Literatürde, değerlere yönelik sadece psikolojik değil sosyolojik soruların da ön plana çıktığı görülmektedir.
Literatürde, değerlere yönelik sadece psikolojik değil sosyolojik soruların da ön plana çıktığı görülmektedir. Bunlar; “Değerleri sosyologların deyimiyle toplumsal kurumla olarak değerlendirmek olası mıdır?”, “Kurumsal ve bireysel değerlerin alakası nedir?” şeklinde belirtilebilir. Bu ve benzeri sorulara verilen doyurucu cevaplar, soyut kurumları da en az somut bireyler kadar değer sahibi varlıklar şeklinde nitelemenin bilimsel olarak mantıklı olduğunu ve objektif metotlarla bunun ölçülebileceğini varsaymaktadırlar.
TÜSİAD (1991)’ın Türkiye değerler araştırması sonucunda Türk halkının geleneksel, sanayi ya da sanayi ötesi toplum kalıplarına uymadığı ortaya konmuştur. Gelişmekte olan Türkiye’de Osmanlı’da olduğu gibi ordu, aile eve dinin değer sisteminin temel noktaları olduğu bilinmektedir. Fakat bu kurumlarla alakalı olan geleneksel değerlerin artık aşınmakta olduğu, sanayi ve sanatı ötesi toplumların değerleriyle etkileşimin başladığı görülmektedir. Serbest piyasa kavramı değer sistemine dâhil olmakta ancak yine devletin adaletli ve refah verici yönü vurgulanmaktadır.
Her düzeyde sosyal analize müsait olmasından dolayı değer kavramı bütün sosyal bilimler için önemli bir değerdir. Değerler yalnızca psikolojik değil, aynı zamanda psikolojik kavramlardır. Zira bireysel değerlerin yanı sıra kurumsal, toplumsal, örgütsel ve grup değerlerinden de söz etmek gerekir. Bireysel değerleri kişisel ihtiyaçların toplumsal yansımaları ve karşılama araçları olarak tanımlıyorsak, kurumsal değerlerin de kurumsal amaç ve isteklerin toplumsal yansımaları olduğunu söyleyebiliriz.

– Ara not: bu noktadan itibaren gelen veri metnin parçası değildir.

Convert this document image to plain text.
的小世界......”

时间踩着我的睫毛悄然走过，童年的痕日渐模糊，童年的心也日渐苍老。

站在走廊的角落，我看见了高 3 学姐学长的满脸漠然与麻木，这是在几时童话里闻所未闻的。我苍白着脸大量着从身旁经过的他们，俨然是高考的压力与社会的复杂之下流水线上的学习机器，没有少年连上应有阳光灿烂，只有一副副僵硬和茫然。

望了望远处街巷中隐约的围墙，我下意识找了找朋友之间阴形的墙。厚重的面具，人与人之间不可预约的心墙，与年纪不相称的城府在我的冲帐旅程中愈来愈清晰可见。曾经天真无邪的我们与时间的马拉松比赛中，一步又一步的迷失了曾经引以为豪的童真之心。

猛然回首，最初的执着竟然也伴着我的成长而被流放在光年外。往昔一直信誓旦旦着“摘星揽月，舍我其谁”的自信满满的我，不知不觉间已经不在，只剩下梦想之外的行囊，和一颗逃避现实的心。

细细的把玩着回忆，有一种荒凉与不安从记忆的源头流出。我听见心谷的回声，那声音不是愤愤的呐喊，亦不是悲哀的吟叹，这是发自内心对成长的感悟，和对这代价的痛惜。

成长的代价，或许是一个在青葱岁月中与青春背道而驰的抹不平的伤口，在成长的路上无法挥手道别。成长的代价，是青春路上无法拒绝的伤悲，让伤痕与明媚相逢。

Kurumsal ve bireysel değerler bir bütünün iki parçasıdır. Bronowski, Bilim ve İnsanı Değerler temalı makalesinde değerlerin ikililiğini keşfetmiştir. İnsanların özgür insan olma arzuları ve sosyal hayvan olma ihtiyaçları çatıştığında değerlerle ilgili sorun ortaya çıkmaktadır. İnsan, bu iki role birden soyunana dek ne değerler ne de sorun söz konusudur. İki şeyi aynı anda arzuladıkları için değer kavramı zorlaşmaktadır. Bu sebeple toplumsal ve kişisel amaçlar arasında bir paralelliğin doğacağı, dolayısıyla da söylem evreninin, son hedefler dizisine ulaşmanın, kurumsal ve kişisel değerlerin tespiti, tanımlanışı ve ölçümüne çalışılırken gereçler dizisinden ötürü aynı olacağı varsayılmaktadır (Rokeach, 1973: 47-53).
Değerlerin Özellikleri
Değerler, Rokeach’ın da belirttiği üzere kalıcıdır. İstenebilirler ancak tamamen durağan değildirler. Durağan olmaları durumunda kişisel ve sosyal gelişimi imkânsız kılarlardı. Tamamen değişken ve tutarsız oldukları takdirde ise bireylerin kişisel gelişimleri ve toplumun sürekliliği imkânsız olurdu.
· Değerler inançtır. Değerler, neyin arzulanır olduğu fikri ve bu fikre dair duygu ve eylemleri doğuran eğilimleri içerirler.
· Değer, talep edilen ve talep edilenin kavranışına dair bir bilişim-kognisyondur. Kişinin bir değerinin olması, bilişsel olarak doğru davranışları bildiği anlamına gelmektedir.
· Değerler duyusaldır. Kişi değere dair olumlu ya da olumsuz duygular taşır.
· Değerler davranışsaldır zira eyleme geçildiği takdirde bireyi davranışa yönlendirmek gibi bir fonksiyonu vardır.
· Değerler kişisel ve kişilerarası olabilmektedir. Bu ayrımın temeli değerlerin toplumu mu, bireyi mi merkeze koyduğu sorusunun yanıtıdır.
· Değerler tercihtir, tercih edilebilir şeylere dair bir kavramlaştırmadır.